Member of the People's Assembly
- In office 1991–1992
- President: Ramiz Alia

Secretary of the Central Committee of the Party
- In office August 1990 – December 1990
- President: Ramiz Alia

Personal details
- Born: 3 November 1938 Maqellarë, Dibër, Albania
- Died: 14 February 2026 (aged 87)^{[citation needed]} Tirana, Albania^{[citation needed]}
- Party: Party of Labour of Albania
- Other political affiliations: Socialist Party of Albania
- Children: Ilir Gjoni

= Xhelil Gjoni =

Albanian politician (1938–2026)

Xhelil Gjoni (3 November 1938 – 14 February 2026) was an Albanian politician of the Albanian Workers' Party (PPSh) and journalist.

==Life and career==
Gjoni was born on 3 November 1938 in Maqellarë, Dibër District. He took his first studies in his home town, and during 1952–1956 followed the Pedagogical School in Peshkopi. During 1956–1961 he resided in the Soviet Union, where he studied philosophy in Moscow and Leningrad. After returning to Albania in 1961, he started working for the Zëri i Popullit newspaper. He would remain there for 17 years, transgressing from a journalist, to manager-editor, later vice editor-in-chief, and finally Chief Editor.
In 1975, he served as Secretary of the Party for Propaganda in Tirana. In December 1984, he took over as First Secretary of the Party for Krujë District. He would follow a similar position in his native Dibër District during 1987–1990. In August 1990, he would reach the top of his political career. Gjoni took over as Secretary of the Central Committee of the Party, at the same time First Secretary of the Party in Tirana. He held these positions until the 10th and last Congress of PPSh. During the collapse of communism, Gjoni became in July 1990 Politburo of the Party of Labour of Albania. He is remembered as arrogant, brutal, and a man of scandals.
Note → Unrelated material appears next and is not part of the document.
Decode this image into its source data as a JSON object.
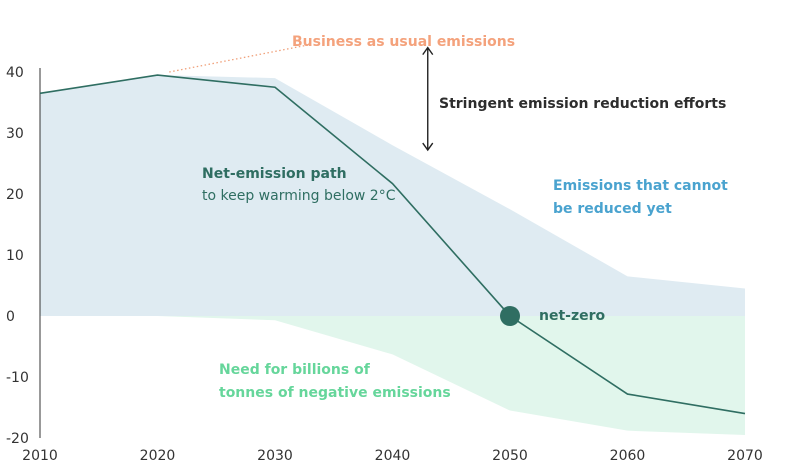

Apparently he was chosen by Ramiz Alia in a very delicate moment as a "strong hand".

He was also a representative in the National Assembly (Kuvendi Popullor) during the 12th legislature between 1991 and 1992. During this time he served on the governing board of the Socialist Party of Albania (Alb: Partia Socialiste e Shqipërisë), the successor organization to the PPSh.

His son Ilir Gjoni was occasionally Internal Affairs and Defense Minister of Albania in the governments of Prime Minister Ilir Meta.

Gjoni died in Tirana on 14 February 2026, at the age of 87. He was buried at Sharra Memorial Park Cemetery in Tirana, on 15 February.